310 (ten) est le onzième long métrage d’Abbas Kiarostami, après sa trilogie composée de Où est la maison de mon ami (1987), Et la vie continue (1992) et Au travers des oliviers (1994). Il réalisa ensuite Le Goût de la cerise, Palme d’Or au Festival de Cannes 1997, puis Le Vent nous emportera (1999). 10 (ten), écrit et réalisé par Abbas Kiarostami, a été présenté en sélection officielle en compétition au Festival de Cannes 2002. Le film consiste en dix séquences dialoguées, cinq femmes et un enfant qui viennent prendre place à côté de Mania, au volant d’une voiture ; dix étapes de la vie des personnages qui pourraient aussi bien représenter la trajectoire mentale et émotionnelle d’une seule et unique femme. Extrait du scénario :

« – Dans une existence si vaste, pourquoi dépendre d’une seule personne ?

– Pourquoi pas ? Pourquoi ne faudrait-il pas l’être ?

– Je te jure que ce n’est pas de l’amour, c’est une illusion.

– Pourquoi ce n’est pas de l’amour ? Si ce n’est pas de l’amour, qu’est-ce que c’est ?

– Tu dois d’abord t’aimer toi-même. Tu te méprises au point de te faire mal… Il est parti ? Tant pis ! Il n’est pas le seul homme au monde ? (off) Et après tout ça, tu le pleures encore !

– Je suis à bout, je craque.

– Va-t’en, toi aussi.

– Je ne peux pas.

– Tu as tort de t’accrocher. C’est une illusion. Ça suffit ! »

Le film d’Abbas Kiarostami est en effet une leçon de cinéma. C’est un dispositif inédit qui interroge la pratique du cinéaste, remet en question la machine-cinéma. Oui, on peut parler d’une révolution, car il s’agit bien d’une remise en question de la formule de narration et mise en scène classique. D’ailleurs, peut-on parler de mise en scène dans Ten? Peut-être qu’il s’agit de la mise en scène de la mort de la mise en scène. Dans le générique, on ne voit pas apparaître la catégorie de metteur en scène ou de réalisateur. Ce sont des noms qui défilent, ceux de l’équipe qui a contribué et participé au film. Ce système de dévoilement et de mise à nu commence avec les chiffres d’embobinage qui scandent le récit dans un ordre décroissant. Cela nous donne dix séquences avec un plateau inédit: une voiture. Tout le film se déroule dans une voiture. Nous suivons l’itinéraire d’une femme iranienne, la très belle Mania Akbari, dans les rencontres fortuites ou organisées qui jalonnent sa journée ou sa soirée. On la découvre en premier avec son fils qui vit entre sa mère divorcée, mariée à un autre homme. La première séquence est à ce propos révélatrice du rapport des forces: l’enfant visiblement gâté, issu d’un milieu citadin aisé, harcèle sa maman, l’accule à des positions défensives. Toute l’ingénuité de l’enfance, tout l’amour maternel est là. Puis les rencontres se succèdent sans fil directeur apparent sauf celui du trajet.

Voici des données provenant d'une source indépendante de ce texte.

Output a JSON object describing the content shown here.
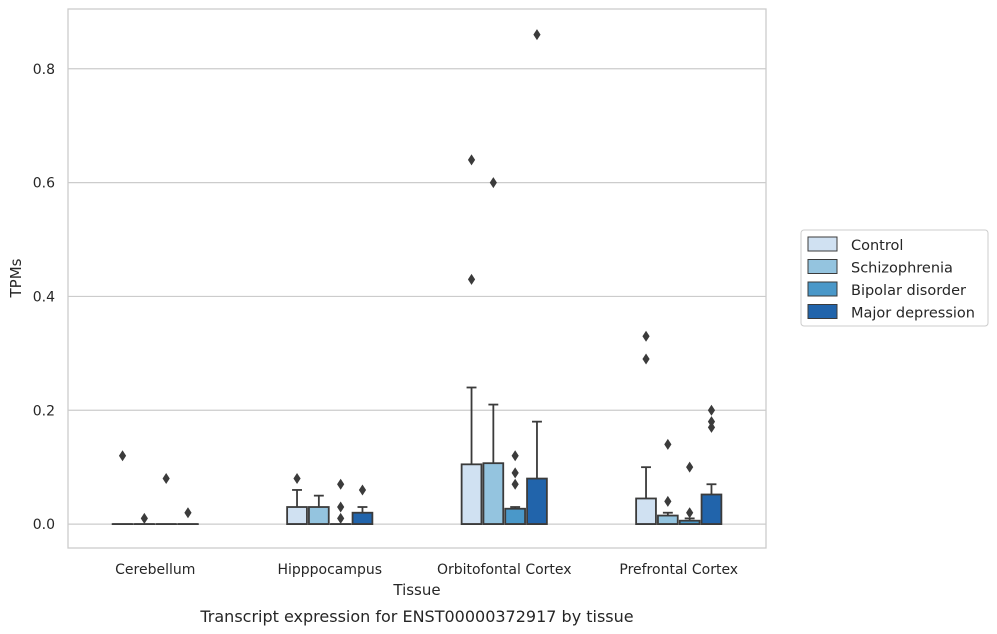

Sur le plan dramaturgique, nous sommes dans un registre minimal, puisqu’il n’y a pas d’enjeu, d’intrigue. Il y a cette femme qui parle et ses interlocuteurs que parfois on ne voit même pas. Mais en même temps, c’est riche, c’est révélateur. C’est l’un des plus grands témoignages sur la société iranienne, sur la condition de la femme en Iran, sur les schèmes culturels qui structurent l’imaginaire d’une société aujourd’hui. C’est vrai, il n’y a  pas de récit, mais il y a de l’émotion aboutissant même à  un climat comme la rencontre avec cette jeune femme rasée qui s’est coupé les cheveux par dépit amoureux. La caméra, elle, reste fixe se contentant de capter comme pour le cinéma des premiers temps. Abbas Kiarostami est un maître.

Mohammed B.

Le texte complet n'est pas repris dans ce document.